И вот здесь, среди извозчиков, углядели конного латника. Он что-то сердито кричал и махал плетью. Извозчики же, будто не слыша, отворачивались от него к лошадям, безмолвно поправляли упряжь, рыхлили заиндевелое сено в санях. Ничего не добившись, латник развернул коня и, пришпорив его, помчал к Кремлю. Мерзлые комья так и полетели из-под копыт в стороны. Один из них угодил в Фотинку.
– Фу ты, бес! – от неожиданности ругнулся детина и обратился к мужикам: – Пошто он?
– Пушки с Пожара к Водяным воротам свозити велит, дабы на стены тягать. Вишь, что удумали! Страшатся – сполох будет, вот и убирают пушки, – ответил за всех высокий извозчик с огненно-рыжей лопатистой бородой.
– Хватился поп попадьи, – с досадой шепнул Фотинке Огарий. – Наших оплошка, промешкали. В Белом городе токмо и поживилися, а и то всего пушчонку-другую со стен сволокли, окаянство!
– Чую, не отвяжутся от нас ляхи, – накручивая на руку веревочные вожжи, сказал рыжебородому пожилой угрюмого вида возчик. – Увещатель-то наш за подмогой утек. Убратися бы нам отселя подобру-поздорову.
– Стой покамест! – прикрикнул на него бородач. – Мало мы перед имя шапки ломаем да холопствуем! Те помыкати – а наш брат, ровно тля под сапогом, уж и слова праведного страшится. Будя! Пущай токмо посмеют понудить нас, язви их, телячьи головы!..
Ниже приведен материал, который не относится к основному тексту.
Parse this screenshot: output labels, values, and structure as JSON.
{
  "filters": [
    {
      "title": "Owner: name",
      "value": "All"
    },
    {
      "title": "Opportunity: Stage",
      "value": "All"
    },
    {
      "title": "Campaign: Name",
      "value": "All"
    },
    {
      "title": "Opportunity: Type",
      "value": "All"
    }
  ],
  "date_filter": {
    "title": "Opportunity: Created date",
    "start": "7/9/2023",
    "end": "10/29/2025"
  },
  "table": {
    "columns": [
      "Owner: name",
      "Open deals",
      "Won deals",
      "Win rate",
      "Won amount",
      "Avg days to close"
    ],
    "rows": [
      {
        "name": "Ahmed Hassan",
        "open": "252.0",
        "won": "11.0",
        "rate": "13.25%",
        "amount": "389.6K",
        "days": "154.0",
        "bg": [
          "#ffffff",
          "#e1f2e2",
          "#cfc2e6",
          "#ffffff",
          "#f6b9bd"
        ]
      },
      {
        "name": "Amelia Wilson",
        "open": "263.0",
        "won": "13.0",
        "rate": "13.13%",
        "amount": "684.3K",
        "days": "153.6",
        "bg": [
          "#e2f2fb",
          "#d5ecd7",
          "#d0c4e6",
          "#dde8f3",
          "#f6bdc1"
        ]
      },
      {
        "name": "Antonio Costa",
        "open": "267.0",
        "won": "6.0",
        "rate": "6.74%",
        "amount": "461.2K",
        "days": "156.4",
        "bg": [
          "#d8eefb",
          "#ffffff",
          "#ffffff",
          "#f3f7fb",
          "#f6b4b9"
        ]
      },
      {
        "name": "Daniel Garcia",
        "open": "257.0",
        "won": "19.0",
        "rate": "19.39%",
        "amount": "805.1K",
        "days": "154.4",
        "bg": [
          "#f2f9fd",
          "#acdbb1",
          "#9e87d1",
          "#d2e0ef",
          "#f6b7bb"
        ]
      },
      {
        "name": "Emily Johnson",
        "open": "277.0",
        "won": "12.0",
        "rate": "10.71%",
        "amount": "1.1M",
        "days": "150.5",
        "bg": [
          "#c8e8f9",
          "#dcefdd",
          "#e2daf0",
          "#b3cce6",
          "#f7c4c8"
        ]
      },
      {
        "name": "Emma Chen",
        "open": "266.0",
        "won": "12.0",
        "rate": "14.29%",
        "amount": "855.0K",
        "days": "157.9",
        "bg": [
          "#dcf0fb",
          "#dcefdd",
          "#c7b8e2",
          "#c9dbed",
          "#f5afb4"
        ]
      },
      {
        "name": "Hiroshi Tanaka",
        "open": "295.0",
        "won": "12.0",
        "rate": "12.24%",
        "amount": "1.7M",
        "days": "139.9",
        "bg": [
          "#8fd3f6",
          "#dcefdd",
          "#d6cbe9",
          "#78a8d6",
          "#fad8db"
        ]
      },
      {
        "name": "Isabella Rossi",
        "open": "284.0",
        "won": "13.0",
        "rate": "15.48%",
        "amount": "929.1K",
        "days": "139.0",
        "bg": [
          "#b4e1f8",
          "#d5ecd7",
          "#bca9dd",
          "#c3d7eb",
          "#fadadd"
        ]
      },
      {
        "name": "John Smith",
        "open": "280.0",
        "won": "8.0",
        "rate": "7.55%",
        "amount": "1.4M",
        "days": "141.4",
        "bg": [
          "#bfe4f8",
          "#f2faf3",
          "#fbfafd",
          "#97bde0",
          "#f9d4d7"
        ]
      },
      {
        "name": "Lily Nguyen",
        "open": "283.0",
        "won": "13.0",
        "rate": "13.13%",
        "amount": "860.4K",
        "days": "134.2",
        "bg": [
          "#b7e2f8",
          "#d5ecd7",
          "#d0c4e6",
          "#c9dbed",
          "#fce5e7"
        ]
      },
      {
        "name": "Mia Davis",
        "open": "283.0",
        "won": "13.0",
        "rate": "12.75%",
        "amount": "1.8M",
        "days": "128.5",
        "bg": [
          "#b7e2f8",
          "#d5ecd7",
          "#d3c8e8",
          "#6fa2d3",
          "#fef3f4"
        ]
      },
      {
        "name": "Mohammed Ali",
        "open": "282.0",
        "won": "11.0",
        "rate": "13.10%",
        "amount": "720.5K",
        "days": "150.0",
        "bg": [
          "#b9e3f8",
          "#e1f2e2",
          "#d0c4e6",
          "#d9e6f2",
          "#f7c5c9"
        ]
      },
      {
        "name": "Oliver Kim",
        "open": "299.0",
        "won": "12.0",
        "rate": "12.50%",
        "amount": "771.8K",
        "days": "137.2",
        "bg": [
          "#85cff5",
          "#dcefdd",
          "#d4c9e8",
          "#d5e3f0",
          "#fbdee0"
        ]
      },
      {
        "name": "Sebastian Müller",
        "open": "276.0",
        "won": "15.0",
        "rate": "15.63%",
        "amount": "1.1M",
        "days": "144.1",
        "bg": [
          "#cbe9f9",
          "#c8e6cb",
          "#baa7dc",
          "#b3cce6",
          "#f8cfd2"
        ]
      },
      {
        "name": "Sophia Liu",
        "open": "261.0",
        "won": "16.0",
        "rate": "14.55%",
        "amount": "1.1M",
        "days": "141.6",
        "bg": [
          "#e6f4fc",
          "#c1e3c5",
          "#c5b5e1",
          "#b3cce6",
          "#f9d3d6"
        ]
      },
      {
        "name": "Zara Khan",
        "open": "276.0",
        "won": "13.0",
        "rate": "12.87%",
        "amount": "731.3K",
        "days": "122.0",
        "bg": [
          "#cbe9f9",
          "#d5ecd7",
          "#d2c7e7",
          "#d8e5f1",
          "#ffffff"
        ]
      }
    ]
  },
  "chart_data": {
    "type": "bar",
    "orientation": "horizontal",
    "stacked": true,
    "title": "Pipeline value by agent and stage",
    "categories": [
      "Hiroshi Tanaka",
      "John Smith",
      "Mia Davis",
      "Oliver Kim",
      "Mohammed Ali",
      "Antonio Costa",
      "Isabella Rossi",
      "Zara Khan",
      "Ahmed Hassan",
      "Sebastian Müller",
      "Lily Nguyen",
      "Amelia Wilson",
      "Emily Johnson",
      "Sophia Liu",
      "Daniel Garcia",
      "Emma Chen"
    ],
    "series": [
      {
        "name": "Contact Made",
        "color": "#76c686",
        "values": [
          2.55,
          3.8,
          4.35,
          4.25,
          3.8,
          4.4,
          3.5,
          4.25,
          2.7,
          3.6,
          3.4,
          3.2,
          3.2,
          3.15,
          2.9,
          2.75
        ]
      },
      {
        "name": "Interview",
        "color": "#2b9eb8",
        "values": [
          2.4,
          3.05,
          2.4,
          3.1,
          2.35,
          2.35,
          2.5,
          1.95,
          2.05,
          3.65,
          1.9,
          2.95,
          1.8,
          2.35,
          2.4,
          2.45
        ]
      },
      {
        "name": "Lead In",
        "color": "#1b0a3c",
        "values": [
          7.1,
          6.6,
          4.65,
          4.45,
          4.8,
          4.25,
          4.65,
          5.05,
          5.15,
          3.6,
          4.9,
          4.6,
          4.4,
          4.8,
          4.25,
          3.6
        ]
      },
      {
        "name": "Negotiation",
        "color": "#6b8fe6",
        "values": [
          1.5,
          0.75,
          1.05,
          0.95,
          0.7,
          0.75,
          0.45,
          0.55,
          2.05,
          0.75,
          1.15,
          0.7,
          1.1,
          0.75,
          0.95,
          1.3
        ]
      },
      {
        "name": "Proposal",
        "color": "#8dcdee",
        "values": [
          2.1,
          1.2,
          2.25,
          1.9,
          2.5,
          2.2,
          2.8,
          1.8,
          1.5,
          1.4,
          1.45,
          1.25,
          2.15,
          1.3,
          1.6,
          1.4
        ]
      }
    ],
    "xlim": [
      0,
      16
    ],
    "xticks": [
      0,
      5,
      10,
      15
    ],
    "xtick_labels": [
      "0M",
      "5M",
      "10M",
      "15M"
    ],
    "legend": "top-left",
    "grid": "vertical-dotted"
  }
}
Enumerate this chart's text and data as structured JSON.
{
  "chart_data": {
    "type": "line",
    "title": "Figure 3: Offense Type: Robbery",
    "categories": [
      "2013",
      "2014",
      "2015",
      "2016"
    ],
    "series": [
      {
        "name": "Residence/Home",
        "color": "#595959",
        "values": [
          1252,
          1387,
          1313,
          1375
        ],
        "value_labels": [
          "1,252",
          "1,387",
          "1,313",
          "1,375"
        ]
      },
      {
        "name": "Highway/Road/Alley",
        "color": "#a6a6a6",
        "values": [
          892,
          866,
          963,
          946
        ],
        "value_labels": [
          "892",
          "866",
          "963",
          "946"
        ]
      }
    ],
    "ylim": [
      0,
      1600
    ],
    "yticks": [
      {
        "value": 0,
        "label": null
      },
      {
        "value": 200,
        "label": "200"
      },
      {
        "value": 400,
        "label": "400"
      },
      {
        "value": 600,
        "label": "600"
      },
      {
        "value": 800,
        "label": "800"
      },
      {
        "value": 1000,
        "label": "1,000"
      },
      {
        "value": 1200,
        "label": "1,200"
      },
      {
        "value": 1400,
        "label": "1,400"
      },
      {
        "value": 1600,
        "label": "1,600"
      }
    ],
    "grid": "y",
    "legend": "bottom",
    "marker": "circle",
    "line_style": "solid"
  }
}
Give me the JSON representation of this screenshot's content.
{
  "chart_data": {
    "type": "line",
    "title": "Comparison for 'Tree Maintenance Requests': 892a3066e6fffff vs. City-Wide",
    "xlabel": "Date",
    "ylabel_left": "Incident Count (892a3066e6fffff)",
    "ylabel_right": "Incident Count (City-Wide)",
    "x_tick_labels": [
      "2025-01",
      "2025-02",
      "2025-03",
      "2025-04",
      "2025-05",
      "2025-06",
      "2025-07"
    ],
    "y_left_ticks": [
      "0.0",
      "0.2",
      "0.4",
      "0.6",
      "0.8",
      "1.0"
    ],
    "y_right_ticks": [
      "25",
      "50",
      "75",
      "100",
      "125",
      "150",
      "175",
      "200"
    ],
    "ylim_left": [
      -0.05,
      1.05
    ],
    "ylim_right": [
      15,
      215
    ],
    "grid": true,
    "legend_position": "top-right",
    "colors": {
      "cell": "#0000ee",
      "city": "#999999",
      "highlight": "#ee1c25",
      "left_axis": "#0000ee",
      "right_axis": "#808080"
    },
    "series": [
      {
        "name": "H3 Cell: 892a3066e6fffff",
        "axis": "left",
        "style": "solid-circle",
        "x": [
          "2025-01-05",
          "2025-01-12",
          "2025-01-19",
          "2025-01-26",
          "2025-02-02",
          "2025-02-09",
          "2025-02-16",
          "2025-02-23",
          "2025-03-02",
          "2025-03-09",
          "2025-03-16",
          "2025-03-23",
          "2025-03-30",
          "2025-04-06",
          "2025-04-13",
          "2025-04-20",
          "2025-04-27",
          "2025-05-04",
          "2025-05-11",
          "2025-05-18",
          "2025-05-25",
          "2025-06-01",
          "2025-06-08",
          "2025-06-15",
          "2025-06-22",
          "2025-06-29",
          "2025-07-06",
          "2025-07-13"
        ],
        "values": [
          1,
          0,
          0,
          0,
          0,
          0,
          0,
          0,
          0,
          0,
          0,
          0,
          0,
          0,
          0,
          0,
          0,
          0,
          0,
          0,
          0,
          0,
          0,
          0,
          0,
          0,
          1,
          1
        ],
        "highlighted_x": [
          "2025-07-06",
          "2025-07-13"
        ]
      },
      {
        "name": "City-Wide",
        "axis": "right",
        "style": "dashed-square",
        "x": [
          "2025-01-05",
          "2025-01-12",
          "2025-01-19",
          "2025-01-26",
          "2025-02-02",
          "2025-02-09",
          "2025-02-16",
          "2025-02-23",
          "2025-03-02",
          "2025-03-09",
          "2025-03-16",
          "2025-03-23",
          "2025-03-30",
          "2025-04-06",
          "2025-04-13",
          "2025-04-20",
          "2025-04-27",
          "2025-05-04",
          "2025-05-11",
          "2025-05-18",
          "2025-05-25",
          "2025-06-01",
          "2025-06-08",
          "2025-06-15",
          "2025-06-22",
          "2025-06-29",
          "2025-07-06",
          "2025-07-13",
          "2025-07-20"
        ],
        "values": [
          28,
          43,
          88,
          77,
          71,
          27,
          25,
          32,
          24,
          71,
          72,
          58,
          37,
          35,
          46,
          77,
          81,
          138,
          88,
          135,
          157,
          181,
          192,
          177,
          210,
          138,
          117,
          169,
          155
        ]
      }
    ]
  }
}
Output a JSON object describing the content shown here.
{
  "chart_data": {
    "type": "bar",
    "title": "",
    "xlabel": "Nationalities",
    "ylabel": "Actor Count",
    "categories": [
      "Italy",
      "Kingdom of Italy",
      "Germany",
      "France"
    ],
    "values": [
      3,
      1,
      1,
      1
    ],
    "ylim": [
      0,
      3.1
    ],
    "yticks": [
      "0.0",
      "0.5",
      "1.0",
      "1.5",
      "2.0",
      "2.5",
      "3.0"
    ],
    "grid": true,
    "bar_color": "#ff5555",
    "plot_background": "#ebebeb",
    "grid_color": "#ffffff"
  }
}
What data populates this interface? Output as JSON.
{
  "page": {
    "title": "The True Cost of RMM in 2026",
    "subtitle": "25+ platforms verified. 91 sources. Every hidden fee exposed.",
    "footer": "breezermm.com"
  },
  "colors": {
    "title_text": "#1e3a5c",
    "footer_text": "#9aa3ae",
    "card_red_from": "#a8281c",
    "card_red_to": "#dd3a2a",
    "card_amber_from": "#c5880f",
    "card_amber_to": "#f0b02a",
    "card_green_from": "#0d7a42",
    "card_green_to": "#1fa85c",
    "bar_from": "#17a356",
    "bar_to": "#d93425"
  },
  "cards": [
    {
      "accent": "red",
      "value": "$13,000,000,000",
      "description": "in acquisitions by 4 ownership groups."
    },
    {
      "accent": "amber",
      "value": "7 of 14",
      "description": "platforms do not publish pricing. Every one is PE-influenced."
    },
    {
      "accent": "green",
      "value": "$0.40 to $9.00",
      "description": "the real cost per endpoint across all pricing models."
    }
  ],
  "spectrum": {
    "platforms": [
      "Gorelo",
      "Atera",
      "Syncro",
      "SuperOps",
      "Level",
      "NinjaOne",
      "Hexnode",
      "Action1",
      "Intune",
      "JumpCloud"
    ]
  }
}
– Ишь расхрабрился, Сидор! – подскочил к нему ладный мужик в распахнутом зипуне и лихо примятом колпаке. – У них пушки, а у нас руки пусты. На Цветной неделе похотели мы подняться да осеклися. Узрели, како воинство супротив встало. Почитай, весь Кремль громыхал от доспехов. Шествие-то патриаршье от Успенья до Покрова сплошь ляшским железом ограждено было. А ты: «Пущай!»